Les islamistes, battus une première fois aux élections législatives de mai, ont été de nouveau largement distancés par les partis de la majorité présidentielle : le Front de libération nationale (FLN), le Rassemblement national démocratique (RND) et le Mouvement populaire algérien (MPA), dernier venu sur la scène politique. Le Mouvement de la société pour la paix (MSP), en tête des élus islamistes, et son rival, l’Alliance pour une Algérie verte (AAV), sont à la traîne, beaucoup plus bas dans le classement derrière le Front des forces socialistes (FFS), le Parti des travailleurs (PT) et le Rassemblement pour la culture et la démocratie (RCD). Les partis islamistes ont sans doute pâti de leur éparpillement et leur absence de programme prenant en charge le quotidien des gens, mais aussi, et surtout, des retombées du « printemps arabe » en Tunisie, en Libye et en Égypte. La tournure violente et incertaine sur le long terme n’avait rien de rassurant pour l’électeur algérien, en quête de stabilité. Ce réflexe a joué en faveur de la prudence dans un contexte géopolitique marqué par ailleurs, au sud, par le conflit malien et les menaces d’une intervention étrangère pour déloger les groupes armés islamistes et les trafiquants d’armes, de cigarettes et de drogue de leur sanctuaire du Nord-Mali.
Le grand vainqueur des deux scrutins locaux (communal et de wilaya), avec environ un tiers des suffrages exprimés et autant de sièges, est le FLN, qui s’est adjugé d’emblée la majorité des présidences des assemblées locales et, par le jeu des alliances, a pu renforcer ses positions au sein des exécutifs. Après avoir nettement gagné les législatives, son secrétaire général, Abdelaziz Belkhadem, en butte à la contestation d’une partie de son Comité central depuis le début 2012, pourra ainsi présenter un « carton plein » aux instances de son parti et confondre ses détracteurs. Il avait lui-même lié son sort à la tête du parti à ces deux victoires. Pour le parti nationaliste, c’est une page qui vient d’être tournée. Au-delà de la conjoncture, en effet, le FLN, héritier de la lutte de libération nationale, a prouvé qu’il restait très ancré dans la société.

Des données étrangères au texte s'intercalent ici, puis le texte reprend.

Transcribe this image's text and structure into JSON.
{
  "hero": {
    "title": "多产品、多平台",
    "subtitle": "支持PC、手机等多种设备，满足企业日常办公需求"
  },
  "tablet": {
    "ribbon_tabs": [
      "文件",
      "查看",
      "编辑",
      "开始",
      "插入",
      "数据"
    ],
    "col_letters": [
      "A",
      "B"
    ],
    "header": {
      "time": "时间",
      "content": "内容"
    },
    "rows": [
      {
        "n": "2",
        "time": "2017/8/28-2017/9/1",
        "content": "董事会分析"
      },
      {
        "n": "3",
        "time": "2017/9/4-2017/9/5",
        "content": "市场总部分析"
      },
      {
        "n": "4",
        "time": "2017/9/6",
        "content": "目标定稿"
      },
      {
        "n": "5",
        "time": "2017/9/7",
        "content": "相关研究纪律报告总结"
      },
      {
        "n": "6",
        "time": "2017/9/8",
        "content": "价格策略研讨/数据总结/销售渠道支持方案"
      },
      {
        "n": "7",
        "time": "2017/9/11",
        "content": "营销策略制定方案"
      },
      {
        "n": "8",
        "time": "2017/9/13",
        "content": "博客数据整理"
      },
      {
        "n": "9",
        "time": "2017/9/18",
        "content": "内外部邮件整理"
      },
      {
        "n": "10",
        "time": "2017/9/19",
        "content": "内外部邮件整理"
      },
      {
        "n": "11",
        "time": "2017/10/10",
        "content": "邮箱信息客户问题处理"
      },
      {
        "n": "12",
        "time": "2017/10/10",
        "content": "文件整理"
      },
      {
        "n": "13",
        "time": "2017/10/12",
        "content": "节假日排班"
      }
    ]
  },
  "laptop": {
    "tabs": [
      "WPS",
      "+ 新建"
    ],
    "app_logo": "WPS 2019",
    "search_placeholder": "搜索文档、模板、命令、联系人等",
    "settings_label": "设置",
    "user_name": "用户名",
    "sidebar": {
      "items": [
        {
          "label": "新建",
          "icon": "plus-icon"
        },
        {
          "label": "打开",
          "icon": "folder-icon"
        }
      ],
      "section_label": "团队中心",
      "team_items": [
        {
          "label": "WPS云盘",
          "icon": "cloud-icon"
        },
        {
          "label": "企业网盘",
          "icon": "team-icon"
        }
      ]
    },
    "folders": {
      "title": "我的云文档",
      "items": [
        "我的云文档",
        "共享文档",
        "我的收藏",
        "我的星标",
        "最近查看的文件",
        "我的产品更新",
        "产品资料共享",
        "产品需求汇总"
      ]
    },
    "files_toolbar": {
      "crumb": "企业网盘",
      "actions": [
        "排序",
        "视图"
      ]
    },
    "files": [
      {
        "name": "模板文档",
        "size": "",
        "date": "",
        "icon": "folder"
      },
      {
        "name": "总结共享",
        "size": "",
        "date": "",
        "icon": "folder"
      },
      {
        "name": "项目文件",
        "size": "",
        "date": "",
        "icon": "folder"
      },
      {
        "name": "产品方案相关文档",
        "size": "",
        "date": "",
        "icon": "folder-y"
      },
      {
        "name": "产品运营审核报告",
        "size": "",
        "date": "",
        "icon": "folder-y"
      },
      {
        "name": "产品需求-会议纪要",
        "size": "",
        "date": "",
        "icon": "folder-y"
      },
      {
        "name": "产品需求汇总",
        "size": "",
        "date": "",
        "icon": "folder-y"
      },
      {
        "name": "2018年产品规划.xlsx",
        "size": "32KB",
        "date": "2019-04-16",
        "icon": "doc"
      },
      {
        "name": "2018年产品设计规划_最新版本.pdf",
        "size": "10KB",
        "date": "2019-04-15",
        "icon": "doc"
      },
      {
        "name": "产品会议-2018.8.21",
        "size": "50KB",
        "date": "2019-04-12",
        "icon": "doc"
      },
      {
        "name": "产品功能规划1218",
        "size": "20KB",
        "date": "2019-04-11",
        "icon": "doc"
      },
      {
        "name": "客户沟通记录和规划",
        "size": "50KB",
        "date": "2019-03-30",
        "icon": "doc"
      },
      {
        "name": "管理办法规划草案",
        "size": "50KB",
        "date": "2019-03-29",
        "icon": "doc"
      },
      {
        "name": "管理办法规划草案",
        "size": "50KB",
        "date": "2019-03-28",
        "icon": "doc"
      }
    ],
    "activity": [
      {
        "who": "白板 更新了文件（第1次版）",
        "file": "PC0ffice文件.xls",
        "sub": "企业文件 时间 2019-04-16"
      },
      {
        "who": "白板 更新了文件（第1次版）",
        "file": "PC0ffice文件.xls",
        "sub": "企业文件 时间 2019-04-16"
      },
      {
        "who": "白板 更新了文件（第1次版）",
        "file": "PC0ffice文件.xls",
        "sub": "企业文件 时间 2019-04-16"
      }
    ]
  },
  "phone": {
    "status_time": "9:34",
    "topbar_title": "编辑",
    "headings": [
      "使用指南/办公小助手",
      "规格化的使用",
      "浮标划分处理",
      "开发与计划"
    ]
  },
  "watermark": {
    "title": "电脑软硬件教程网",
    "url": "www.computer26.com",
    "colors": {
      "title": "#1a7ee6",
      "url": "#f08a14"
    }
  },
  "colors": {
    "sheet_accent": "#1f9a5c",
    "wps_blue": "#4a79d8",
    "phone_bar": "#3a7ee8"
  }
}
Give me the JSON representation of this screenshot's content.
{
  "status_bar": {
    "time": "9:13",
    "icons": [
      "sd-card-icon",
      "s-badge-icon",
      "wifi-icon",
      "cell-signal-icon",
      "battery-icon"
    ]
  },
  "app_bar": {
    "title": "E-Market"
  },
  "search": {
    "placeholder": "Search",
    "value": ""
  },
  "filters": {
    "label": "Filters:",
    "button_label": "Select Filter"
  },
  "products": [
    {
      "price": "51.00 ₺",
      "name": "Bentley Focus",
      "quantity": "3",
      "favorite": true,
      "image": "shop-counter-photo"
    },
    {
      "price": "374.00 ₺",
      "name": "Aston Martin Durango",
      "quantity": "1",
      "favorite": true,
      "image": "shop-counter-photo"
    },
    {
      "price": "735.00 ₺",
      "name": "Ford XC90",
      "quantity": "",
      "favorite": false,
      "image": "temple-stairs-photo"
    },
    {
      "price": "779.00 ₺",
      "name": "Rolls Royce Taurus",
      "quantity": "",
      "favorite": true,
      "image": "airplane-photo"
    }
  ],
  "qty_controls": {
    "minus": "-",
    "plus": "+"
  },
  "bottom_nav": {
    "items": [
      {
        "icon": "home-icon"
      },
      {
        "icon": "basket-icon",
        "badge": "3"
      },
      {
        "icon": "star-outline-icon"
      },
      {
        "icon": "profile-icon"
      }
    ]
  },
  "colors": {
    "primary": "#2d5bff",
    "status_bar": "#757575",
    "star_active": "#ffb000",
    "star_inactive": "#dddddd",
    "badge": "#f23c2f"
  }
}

Pour sa part, le RND, lui aussi secoué par une fronde interne, est arrivé en deuxième position, loin derrière le FLN. Il réalise tout de même un très bon score qui bénéficiera sans doute à son secrétaire général, l’ancien premier ministre Ahmed Ouyahia. Les deux partis continueront à constituer l’ossature de l’État dans le cadre du pluralisme politique instauré depuis 1989.
Les Algériens avaient à choisir entre 8 383 listes présentées par 52 partis, 187 listes de candidats indépendants aux 1 541 assemblées communales et 607 listes aux assemblées de wilayas. Le taux de participation aux deux scrutins a tourné autour de 44 % des inscrits, démentant le pronostic de certains observateurs qui escomptaient une affluence moindre. Quelque 600 femmes font leur entrée dans ces assemblées qui brassent des budgets importants, tous dédiés à l’aménagement du quotidien des Algériens. En dépit de quelques contestations – lot habituel de tous les scrutins de par le monde –, les principaux protagonistes ont reconnu que l’élection s’était déroulée dans de bonnes conditions de régularité et de transparence. Huit cent mille agents administratifs et 7 000 agents de l’ordre ont été mobilisés pour assurer le bon déroulement des opérations, qui ont eu lieu sous la surveillance sourcilleuse des représentants des partis.
Mission accomplie pour le ministre de l’Intérieur Daho Ould Kablia, dont c’est le second test réussi après les législatives. Si la carte politique n’a subi aucune modification notable dans le rapport de force entre partis, la pratique démocratique s’est, elle, renforcée, au bénéfice des partis favorables à un État civil et pluraliste.